What is the outcome of penalty kicks against a team?¶
We would find the outcome of penalties by recording all of the possible outcomes in a new data frame. Only the statistics for the defending team will be recorded because otherwise, having both attacking and defending penalties can lead to duplicate penalties being tracked. With this in mind a new dataframe will be created using just 'penalty goals conceded', 'penalty saves', and 'penalties conceded'.
From this new dataframe, a new column can be derived. This column would be called 'penalties missed against', this would be created by the result of subtracting 'penalty goals conceded' and 'penalty saves' from 'penalties conceded'.
pk_result_frame = plData[['penalty_conceded','pen_goals_conceded','penalty_save']].copy()

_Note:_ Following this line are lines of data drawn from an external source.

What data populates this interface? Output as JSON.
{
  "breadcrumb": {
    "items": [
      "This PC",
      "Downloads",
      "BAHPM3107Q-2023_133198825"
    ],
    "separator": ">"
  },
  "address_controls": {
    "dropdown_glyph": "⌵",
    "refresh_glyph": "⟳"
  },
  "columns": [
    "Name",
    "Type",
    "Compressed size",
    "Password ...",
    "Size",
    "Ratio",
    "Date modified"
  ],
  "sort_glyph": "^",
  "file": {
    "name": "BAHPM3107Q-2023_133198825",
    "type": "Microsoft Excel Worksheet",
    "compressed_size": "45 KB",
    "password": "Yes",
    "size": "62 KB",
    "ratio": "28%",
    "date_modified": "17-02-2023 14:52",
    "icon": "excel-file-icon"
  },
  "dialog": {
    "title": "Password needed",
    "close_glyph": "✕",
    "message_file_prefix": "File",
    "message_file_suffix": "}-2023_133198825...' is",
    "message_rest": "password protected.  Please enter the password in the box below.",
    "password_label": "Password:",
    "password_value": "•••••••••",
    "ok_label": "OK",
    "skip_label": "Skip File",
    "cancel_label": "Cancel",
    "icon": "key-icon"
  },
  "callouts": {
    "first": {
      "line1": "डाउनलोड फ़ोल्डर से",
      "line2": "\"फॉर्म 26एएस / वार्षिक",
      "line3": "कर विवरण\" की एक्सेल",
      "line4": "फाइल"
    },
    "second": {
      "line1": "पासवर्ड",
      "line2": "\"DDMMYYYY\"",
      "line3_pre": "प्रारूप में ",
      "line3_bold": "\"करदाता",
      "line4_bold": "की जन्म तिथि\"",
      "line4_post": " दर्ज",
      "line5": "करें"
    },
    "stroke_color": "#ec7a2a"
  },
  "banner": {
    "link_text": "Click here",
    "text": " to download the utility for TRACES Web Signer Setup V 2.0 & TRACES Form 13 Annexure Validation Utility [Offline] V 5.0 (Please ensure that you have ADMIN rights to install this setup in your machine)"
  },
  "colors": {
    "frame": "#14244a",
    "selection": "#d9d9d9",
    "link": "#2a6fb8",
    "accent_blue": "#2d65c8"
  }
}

pen_miss_against = plData['penalty_conceded'] - plData['penalty_save'] - plData['pen_goals_conceded']
pk_result_frame['pen_miss_ag'] = pen_miss_against
labels = ['Penalties Scored', 'Penalties Saved', 'Penalties Missed']

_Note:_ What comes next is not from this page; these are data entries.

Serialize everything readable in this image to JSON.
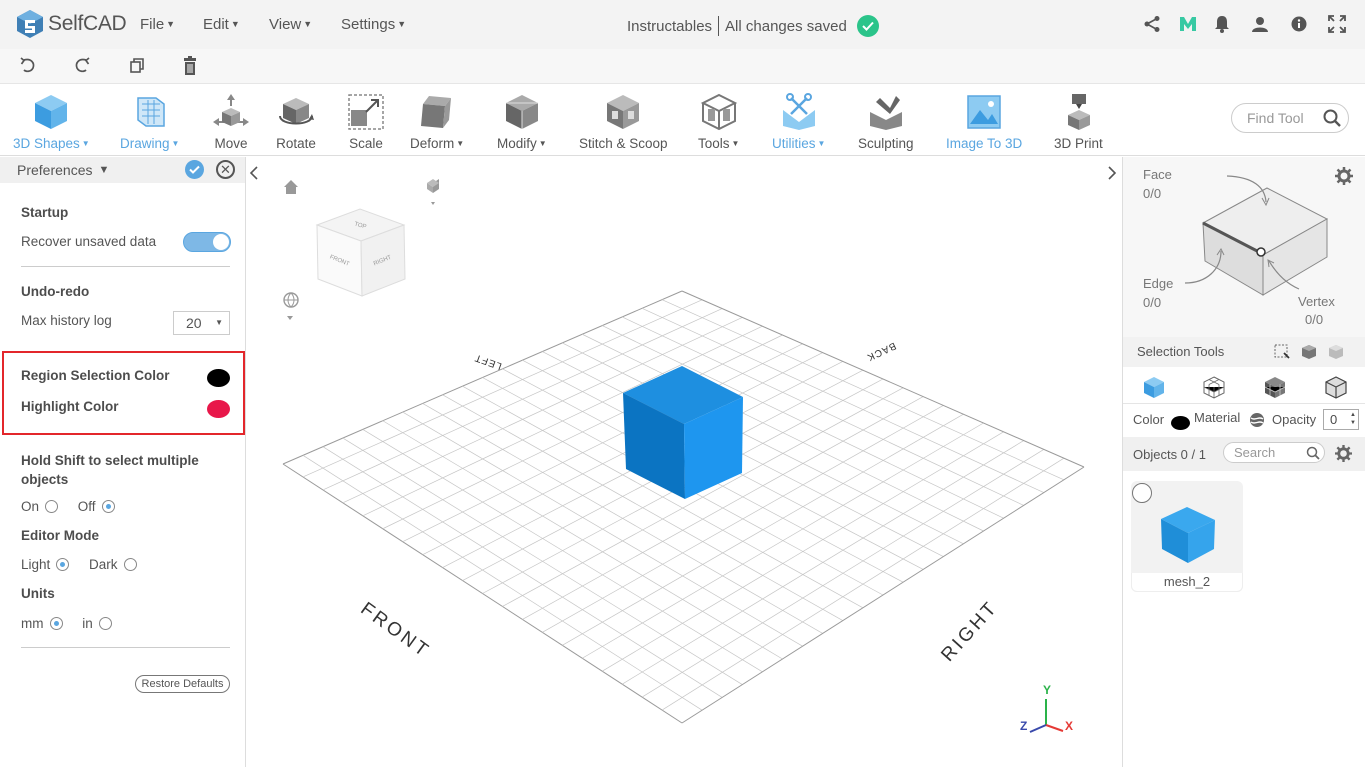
{
  "app": {
    "name": "SelfCAD"
  },
  "menu": [
    {
      "label": "File"
    },
    {
      "label": "Edit"
    },
    {
      "label": "View"
    },
    {
      "label": "Settings"
    }
  ],
  "project": {
    "name": "Instructables",
    "status": "All changes saved"
  },
  "toolbar": {
    "tools": [
      {
        "label": "3D Shapes",
        "dropdown": true,
        "accent": true
      },
      {
        "label": "Drawing",
        "dropdown": true,
        "accent": true
      },
      {
        "label": "Move",
        "dropdown": false,
        "accent": false
      },
      {
        "label": "Rotate",
        "dropdown": false,
        "accent": false
      },
      {
        "label": "Scale",
        "dropdown": false,
        "accent": false
      },
      {
        "label": "Deform",
        "dropdown": true,
        "accent": false
      },
      {
        "label": "Modify",
        "dropdown": true,
        "accent": false
      },
      {
        "label": "Stitch & Scoop",
        "dropdown": false,
        "accent": false
      },
      {
        "label": "Tools",
        "dropdown": true,
        "accent": false
      },
      {
        "label": "Utilities",
        "dropdown": true,
        "accent": true
      },
      {
        "label": "Sculpting",
        "dropdown": false,
        "accent": false
      },
      {
        "label": "Image To 3D",
        "dropdown": false,
        "accent": true
      },
      {
        "label": "3D Print",
        "dropdown": false,
        "accent": false
      }
    ],
    "find_placeholder": "Find Tool"
  },
  "preferences": {
    "title": "Preferences",
    "startup": {
      "heading": "Startup",
      "recover_label": "Recover unsaved data",
      "recover_on": true
    },
    "undo": {
      "heading": "Undo-redo",
      "history_label": "Max history log",
      "history_value": "20"
    },
    "region_color": {
      "label": "Region Selection Color",
      "color": "#000000"
    },
    "highlight_color": {
      "label": "Highlight Color",
      "color": "#e8174a"
    },
    "shift": {
      "heading": "Hold Shift to select multiple objects",
      "on_label": "On",
      "off_label": "Off",
      "selected": "Off"
    },
    "editor": {
      "heading": "Editor Mode",
      "light_label": "Light",
      "dark_label": "Dark",
      "selected": "Light"
    },
    "units": {
      "heading": "Units",
      "mm_label": "mm",
      "in_label": "in",
      "selected": "mm"
    },
    "restore_label": "Restore Defaults"
  },
  "viewport": {
    "labels": {
      "front": "FRONT",
      "right": "RIGHT",
      "left": "LEFT",
      "back": "BACK"
    },
    "cube_faces": {
      "top": "TOP",
      "front": "FRONT",
      "right": "RIGHT"
    },
    "axes": {
      "x": "X",
      "y": "Y",
      "z": "Z"
    },
    "cube_color": "#1e8fe0"
  },
  "selection": {
    "face_label": "Face",
    "face_count": "0/0",
    "edge_label": "Edge",
    "edge_count": "0/0",
    "vertex_label": "Vertex",
    "vertex_count": "0/0",
    "tools_label": "Selection Tools"
  },
  "properties": {
    "color_label": "Color",
    "material_label": "Material",
    "opacity_label": "Opacity",
    "opacity_value": "0"
  },
  "objects": {
    "header": "Objects 0 / 1",
    "search_placeholder": "Search",
    "items": [
      {
        "name": "mesh_2"
      }
    ]
  }
}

sizes = [pk_result_frame['pen_goals_conceded'].sum(), pk_result_frame['penalty_save'].sum(), pk_result_frame['pen_miss_ag'].sum()]
fig, ax = plt.subplots()
ax.pie(sizes, labels=labels, autopct='%1.1f%%', colors=['lime', 'orange', 'red'],wedgeprops=dict(edgecolor='black', linewidth=1))
ax.axis('equal')
plt.title('Distribution of Penalty Outcomes')
plt.show()
This pie chart shows the results of every penalty taken over the five years that span the dataset. Throughout those five years, 76.6% of the penalties taken were scored. 17% of the penalties taken ended up being saved by the opposition goalkeeper. Finally, 6.4% of the penalties taken missed the goal entirely, either going wide or above the crossbar.
According to this website: https://www.researchgate.net/publication/308873835_A_Quantitative_Analysis_of_Penalty-Kicks_in_the_English_Premier_League
Average penalty statistics in the Premier League are:
- Scored: 79.5%
- Saved: 16.2%
- Missed: 4.3%
This matches pretty closely to the statistics that were derived from the dataset. There was a maximum difference between the two sources of 2.9% which is pretty close.
Which team has had the highest amount of cards per game, is there a relationship between win-loss ratio and discipline?¶
We would need to create a new data frame grouped by 'wins', 'losses', 'yellow cards', and 'red cards'. A new column will be created called 'total cards', which would be the sum of 'yellow cards' and 'red cards'. Another new column would be made called 'win loss ratio', which would be 'wins' divided by 'losses'.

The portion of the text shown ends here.